Briefly

Washington

Spokane diocese to file for bankruptcy

The Roman Catholic Diocese of Spokane, unable to settle sexual abuse lawsuits, will file for bankruptcy at the end of the month, the bishop said Wednesday.

In a recent letter to parishioners, Bishop William Skylstad said the total amount of sex abuse claims “is in the tens of millions of dollars and far exceeds the net worth of the diocese.”

Spokane is one of three Catholic dioceses forced into bankruptcy stemming from an abuse scandal that rocked the church in 2002. The Archdiocese of Portland, Ore., and the Diocese of Tucson, Ariz., have already filed for bankruptcy protection.

The Chapter 11 bankruptcy protection in Spokane will allow the diocese to continue functioning while protecting people who were sexually abused by priests in the past, Skylstad said. “Valid claims will be settled,” he said.

Boston

Big Dig project full of leaks

The Big Dig — Boston’s newly opened $14.6 billion highway tunnel project — has a seriously flawed wall that contractors knew about as early as 1999, and is riddled with hundreds of smaller leaks.

Repairing the wall alone could take months and will probably require the closing of some traffic lanes overnight, officials said Wednesday. They had no immediate estimate of how much the repairs might cost.

The problems were identified by a team of outside engineers hired by the Massachusetts Turnpike Authority to investigate a major breach that caused a flood in September.

Turnpike Authority Chairman Matthew Amorello said that the tunnels remained structurally sound, a certain amount of leakage was inevitable, and the drainage system was keeping water off the roadways. “There is no public safety issue,” he said.

Arkansas

Little Rock ‘meanest’ city toward homeless

A national organization has named Little Rock the nation’s “meanest” city toward the homeless — ranking it above Atlanta, Los Angeles and New York.

Little Rock’s mayor disputed the designation by the Washington-based National Coalition for the Homeless, calling it an effort to gain publicity from the opening this month of the Clinton Presidential Library.

“I think they’ve ignored the facts and the things we have worked on in the last several years, the money we’ve put into the homeless,” said Mayor Jim Dailey, who attended a groundbreaking for a homeless shelter Tuesday.

Following Little Rock on this year’s list of meanest cities were Atlanta, Cincinnati, Las Vegas, Gainesville, Fla., New York, Los Angeles, San Francisco, Honolulu and Austin, Texas.

Construction of the Clinton Library displaced dozens of homeless who had camped in the vacant lot and its adjoining river bank.

Georgia

Troopers suspended for helicopter shuttle

Two Georgia State Patrol troopers were suspended without pay for letting NASCAR driver Bill Elliott hop a ride in their helicopter when they were supposed to be reporting about marijuana fields.

The troopers spent two hours shuttling Elliott from his home in Dawsonville, where he had dropped off an airplane, back to Blairsville, where Elliott’s car was parked.

During the June 29 flight over northern Georgia, Elliott, a licensed helicopter pilot, took the controls of the surplus military aircraft intended only for law enforcement.

Meanwhile, anti-drug officers on the ground waited for details about the location of the marijuana fields.

Atlanta

Smoking declines, but just barely

Utah has become the first and only state to meet the government’s goal of reducing the smoking rate to about one in eight adults, federal health officials said Wednesday.

The overall smoking rate among U.S. adults continues to drop, falling to 22.1 percent in 2003, the according to the Centers for Disease Control and Prevention.

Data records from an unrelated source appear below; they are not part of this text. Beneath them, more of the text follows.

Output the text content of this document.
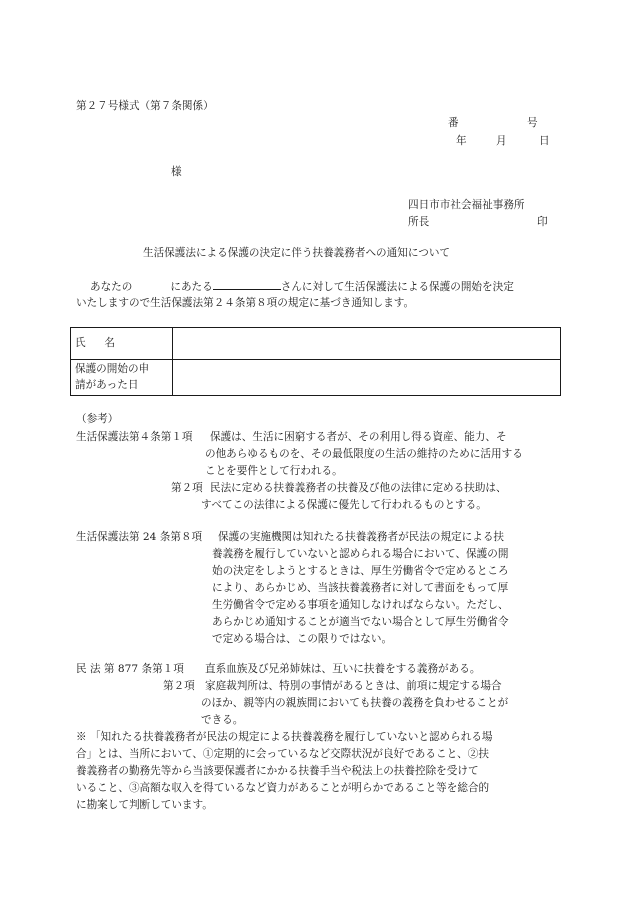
第２７号様式（第７条関係）
番	号
年	月	日
様
四日市市社会福祉事務所
所長	印
生活保護法による保護の決定に伴う扶養義務者への通知について
あなたの	にあたる	さんに対して生活保護法による保護の開始を決定
いたしますので生活保護法第２４条第８項の規定に基づき通知します。
氏 名	

保護の開始の申
請があった日	

（参考）
生活保護法第４条第１項 保護は、生活に困窮する者が、その利用し得る資産、能力、そ
の他あらゆるものを、その最低限度の生活の維持のために活用する
ことを要件として行われる。
第２項 民法に定める扶養義務者の扶養及び他の法律に定める扶助は、
すべてこの法律による保護に優先して行われるものとする。
生活保護法第 24 条第８項 保護の実施機関は知れたる扶養義務者が民法の規定による扶
養義務を履行していないと認められる場合において、保護の開
始の決定をしようとするときは、厚生労働省令で定めるところ
により、あらかじめ、当該扶養義務者に対して書面をもって厚
生労働省令で定める事項を通知しなければならない。ただし、
あらかじめ通知することが適当でない場合として厚生労働省令
で定める場合は、この限りではない。
民 法 第 877 条第１項 直系血族及び兄弟姉妹は、互いに扶養をする義務がある。
第２項 家庭裁判所は、特別の事情があるときは、前項に規定する場合
のほか、親等内の親族間においても扶養の義務を負わせることが
できる。
※ 「知れたる扶養義務者が民法の規定による扶養義務を履行していないと認められる場
合」とは、当所において、①定期的に会っているなど交際状況が良好であること、②扶
養義務者の勤務先等から当該要保護者にかかる扶養手当や税法上の扶養控除を受けて
いること、③高額な収入を得ているなど資力があることが明らかであること等を総合的
に勘案して判断しています。
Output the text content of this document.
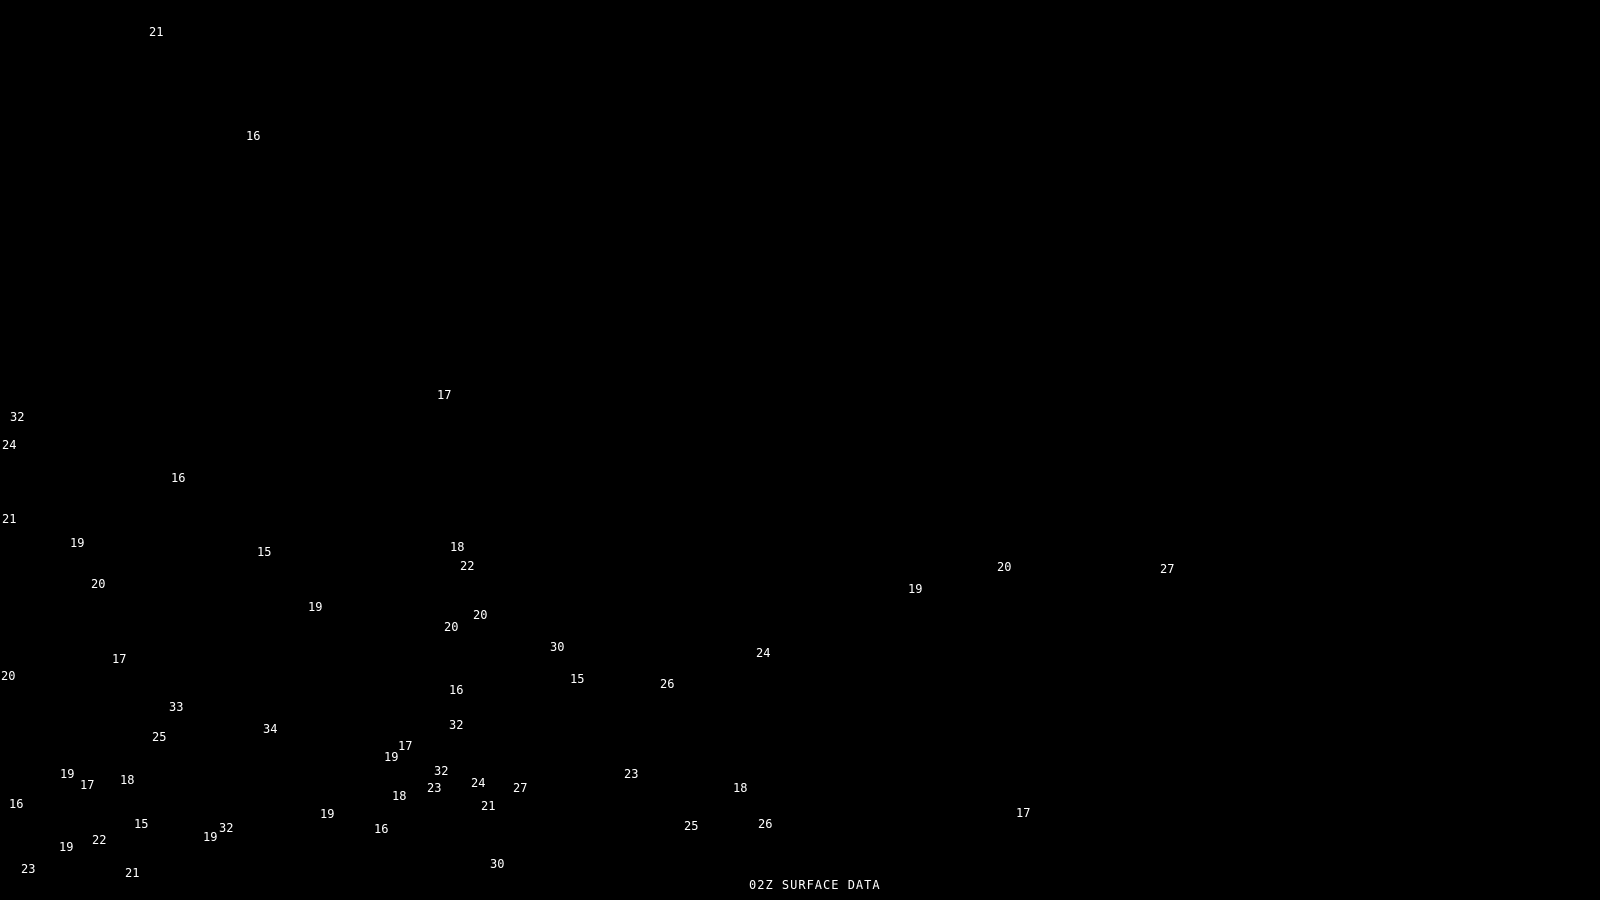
21
16
17
32
24
16
21
19
15	18
22	20	27
20	19
19
20
20
30	24
17
20	15	26
16
33
32
34
25
17
19
23
32
19	18
17	23 24 27	18
18
16	21	17
19
16
15	25	26
32
19
22
19
30
23	21
02Z SURFACE DATA
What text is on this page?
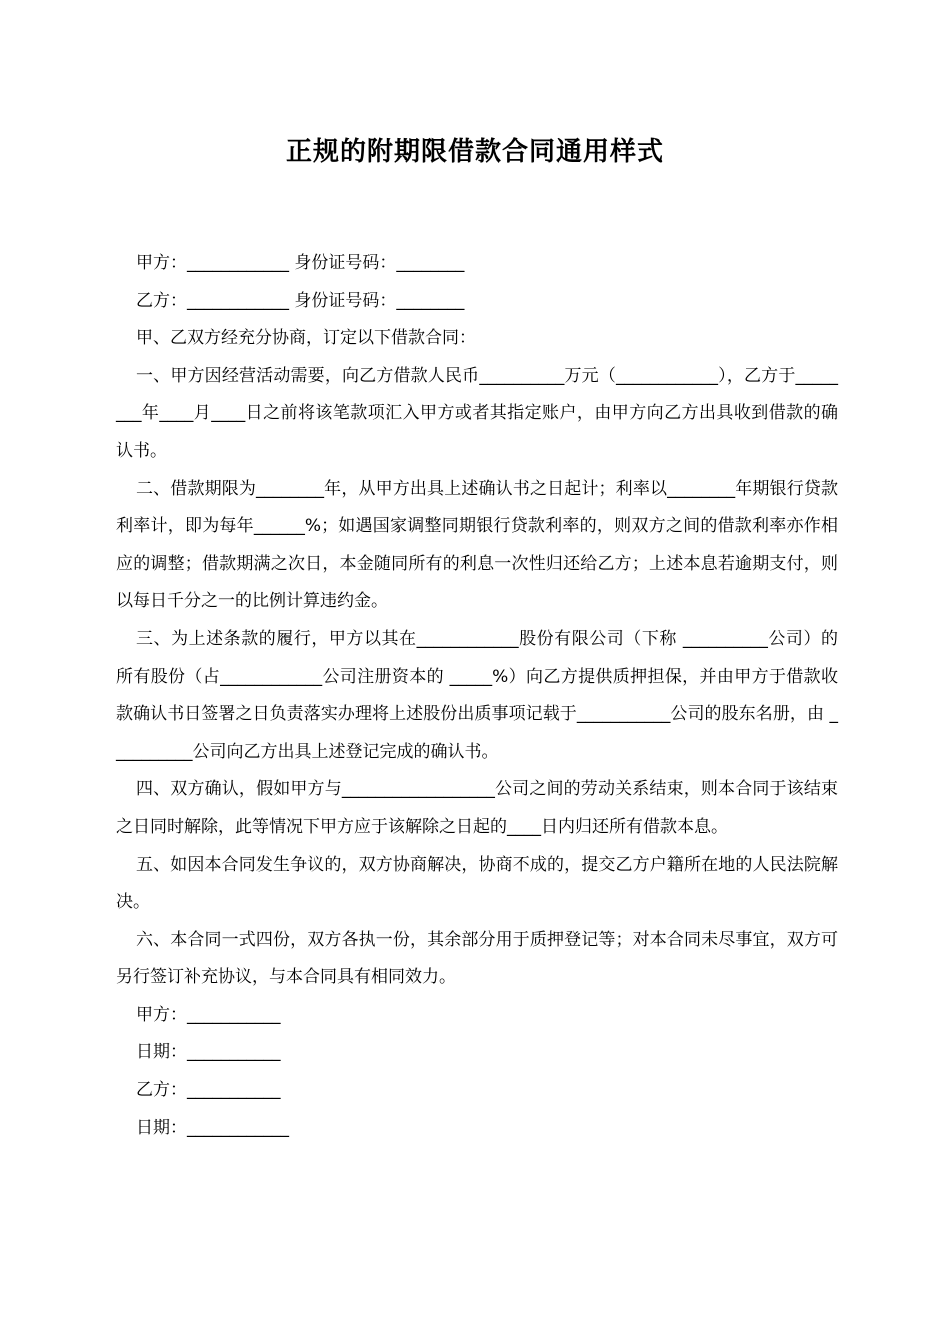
正规的附期限借款合同通用样式

甲方：____________ 身份证号码：________

乙方：____________ 身份证号码：________

甲、乙双方经充分协商，订定以下借款合同：

一、甲方因经营活动需要，向乙方借款人民币__________万元（____________），乙方于________年____月____日之前将该笔款项汇入甲方或者其指定账户，由甲方向乙方出具收到借款的确认书。

二、借款期限为________年，从甲方出具上述确认书之日起计；利率以________年期银行贷款利率计，即为每年______%；如遇国家调整同期银行贷款利率的，则双方之间的借款利率亦作相应的调整；借款期满之次日，本金随同所有的利息一次性归还给乙方；上述本息若逾期支付，则以每日千分之一的比例计算违约金。

三、为上述条款的履行，甲方以其在____________股份有限公司（下称 __________公司）的所有股份（占____________公司注册资本的 _____%）向乙方提供质押担保，并由甲方于借款收款确认书日签署之日负责落实办理将上述股份出质事项记载于___________公司的股东名册，由 __________公司向乙方出具上述登记完成的确认书。

四、双方确认，假如甲方与__________________公司之间的劳动关系结束，则本合同于该结束之日同时解除，此等情况下甲方应于该解除之日起的____日内归还所有借款本息。

五、如因本合同发生争议的，双方协商解决，协商不成的，提交乙方户籍所在地的人民法院解决。

六、本合同一式四份，双方各执一份，其余部分用于质押登记等；对本合同未尽事宜，双方可另行签订补充协议，与本合同具有相同效力。

甲方：___________

日期：___________

乙方：___________

日期：____________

That was a decline of just 1 percentage point from the year before.

The U.S. smoking rate has dropped every year since 1998, when more than 24 percent of American adults lit up.

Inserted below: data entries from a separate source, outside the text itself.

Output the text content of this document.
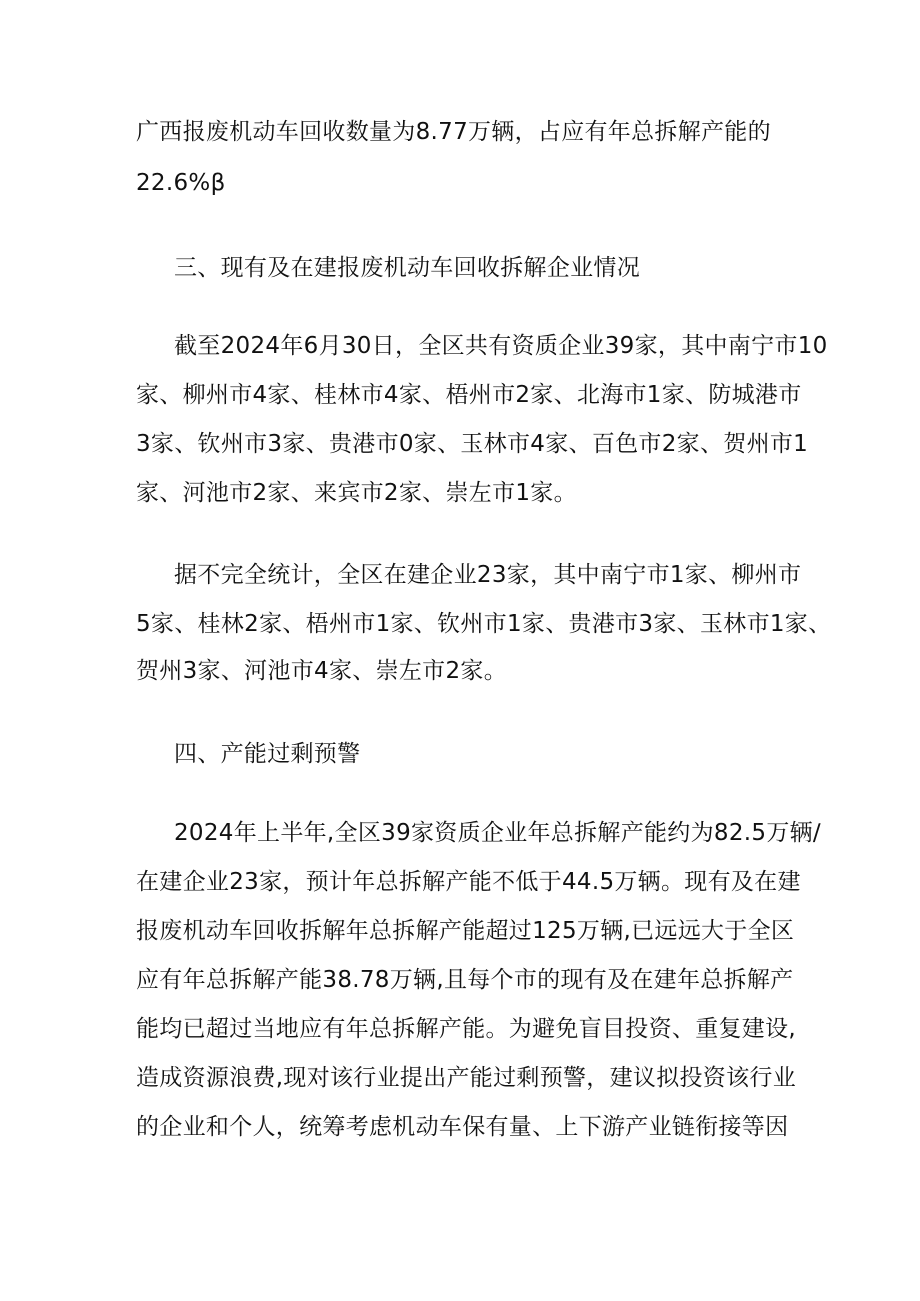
广西报废机动车回收数量为8.77万辆，占应有年总拆解产能的
22.6%β
三、现有及在建报废机动车回收拆解企业情况
截至2024年6月30日，全区共有资质企业39家，其中南宁市10
家、柳州市4家、桂林市4家、梧州市2家、北海市1家、防城港市
3家、钦州市3家、贵港市0家、玉林市4家、百色市2家、贺州市1
家、河池市2家、来宾市2家、崇左市1家。
据不完全统计，全区在建企业23家，其中南宁市1家、柳州市
5家、桂林2家、梧州市1家、钦州市1家、贵港市3家、玉林市1家、
贺州3家、河池市4家、崇左市2家。
四、产能过剩预警
2024年上半年,全区39家资质企业年总拆解产能约为82.5万辆∕
在建企业23家，预计年总拆解产能不低于44.5万辆。现有及在建
报废机动车回收拆解年总拆解产能超过125万辆,已远远大于全区
应有年总拆解产能38.78万辆,且每个市的现有及在建年总拆解产
能均已超过当地应有年总拆解产能。为避免盲目投资、重复建设,
造成资源浪费,现对该行业提出产能过剩预警，建议拟投资该行业
的企业和个人，统筹考虑机动车保有量、上下游产业链衔接等因
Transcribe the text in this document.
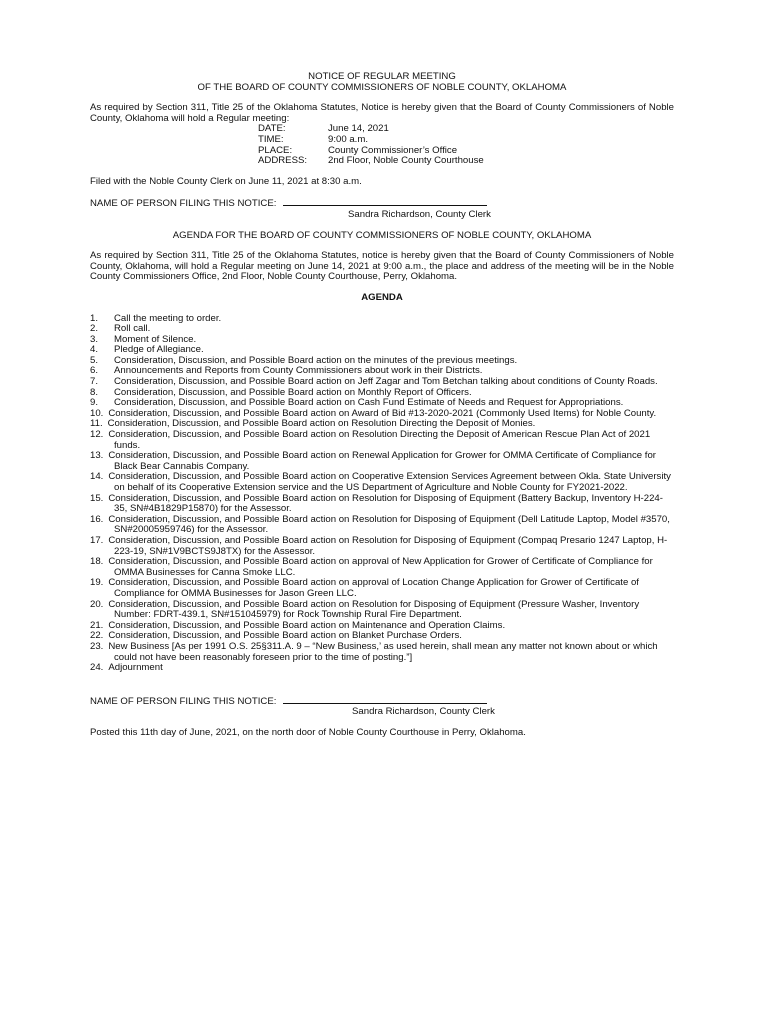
NOTICE OF REGULAR MEETING
OF THE BOARD OF COUNTY COMMISSIONERS OF NOBLE COUNTY, OKLAHOMA
As required by Section 311, Title 25 of the Oklahoma Statutes, Notice is hereby given that the Board of County Commissioners of Noble County, Oklahoma will hold a Regular meeting:
DATE:	June 14, 2021
TIME:	9:00 a.m.
PLACE:	County Commissioner’s Office
ADDRESS:	2nd Floor, Noble County Courthouse
Filed with the Noble County Clerk on June 11, 2021 at 8:30 a.m.
NAME OF PERSON FILING THIS NOTICE:
Sandra Richardson, County Clerk
AGENDA FOR THE BOARD OF COUNTY COMMISSIONERS OF NOBLE COUNTY, OKLAHOMA
As required by Section 311, Title 25 of the Oklahoma Statutes, notice is hereby given that the Board of County Commissioners of Noble County, Oklahoma, will hold a Regular meeting on June 14, 2021 at 9:00 a.m., the place and address of the meeting will be in the Noble County Commissioners Office, 2nd Floor, Noble County Courthouse, Perry, Oklahoma.
AGENDA
1. Call the meeting to order.
2. Roll call.
3. Moment of Silence.
4. Pledge of Allegiance.
5. Consideration, Discussion, and Possible Board action on the minutes of the previous meetings.
6. Announcements and Reports from County Commissioners about work in their Districts.
7. Consideration, Discussion, and Possible Board action on Jeff Zagar and Tom Betchan talking about conditions of County Roads.
8. Consideration, Discussion, and Possible Board action on Monthly Report of Officers.
9. Consideration, Discussion, and Possible Board action on Cash Fund Estimate of Needs and Request for Appropriations.
10. Consideration, Discussion, and Possible Board action on Award of Bid #13-2020-2021 (Commonly Used Items) for Noble County.
11. Consideration, Discussion, and Possible Board action on Resolution Directing the Deposit of Monies.
12. Consideration, Discussion, and Possible Board action on Resolution Directing the Deposit of American Rescue Plan Act of 2021 funds.
13. Consideration, Discussion, and Possible Board action on Renewal Application for Grower for OMMA Certificate of Compliance for Black Bear Cannabis Company.
14. Consideration, Discussion, and Possible Board action on Cooperative Extension Services Agreement between Okla. State University on behalf of its Cooperative Extension service and the US Department of Agriculture and Noble County for FY2021-2022.
15. Consideration, Discussion, and Possible Board action on Resolution for Disposing of Equipment (Battery Backup, Inventory H-224-35, SN#4B1829P15870) for the Assessor.
16. Consideration, Discussion, and Possible Board action on Resolution for Disposing of Equipment (Dell Latitude Laptop, Model #3570, SN#20005959746) for the Assessor.
17. Consideration, Discussion, and Possible Board action on Resolution for Disposing of Equipment (Compaq Presario 1247 Laptop, H-223-19, SN#1V9BCTS9J8TX) for the Assessor.
18. Consideration, Discussion, and Possible Board action on approval of New Application for Grower of Certificate of Compliance for OMMA Businesses for Canna Smoke LLC.
19. Consideration, Discussion, and Possible Board action on approval of Location Change Application for Grower of Certificate of Compliance for OMMA Businesses for Jason Green LLC.
20. Consideration, Discussion, and Possible Board action on Resolution for Disposing of Equipment (Pressure Washer, Inventory Number: FDRT-439.1, SN#151045979) for Rock Township Rural Fire Department.
21. Consideration, Discussion, and Possible Board action on Maintenance and Operation Claims.
22. Consideration, Discussion, and Possible Board action on Blanket Purchase Orders.
23. New Business [As per 1991 O.S. 25§311.A. 9 – “New Business,’ as used herein, shall mean any matter not known about or which could not have been reasonably foreseen prior to the time of posting.”]
24. Adjournment
NAME OF PERSON FILING THIS NOTICE:
Sandra Richardson, County Clerk
Posted this 11th day of June, 2021, on the north door of Noble County Courthouse in Perry, Oklahoma.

But the rate is falling too slowly to meet the government’s goal of having a smoking rate of 12 percent or less by 2010, officials said.

New York City

Mayor turns to Europe for more flu vaccine

Scrambling to ease an unprecedented vaccine crunch before the winter flu season hits with full force, New York City joined Illinois and New Mexico on Wednesday in ordering hundreds of thousands of doses of vaccine from Europe, putting increased pressure on the Bush administration to authorize the shipments.

Mayor Michael Bloomberg announced the city intends to spend $2 million to buy vaccine from manufacturers in Germany and France. When combined with 275,000 doses of vaccine coming from the federal government, the city would have enough to “protect the most vulnerable New Yorkers,” he said.

Influenza claims about 36,000 lives annually and already this year four New York nursing home residents have died from the flu. When the federal government came up short on Bloomberg’s request for 500,000 doses, he decided to pursue other sources.

The purchase requires approval by the Food and Drug Administration because the vaccines have not been licensed for sale in the United States.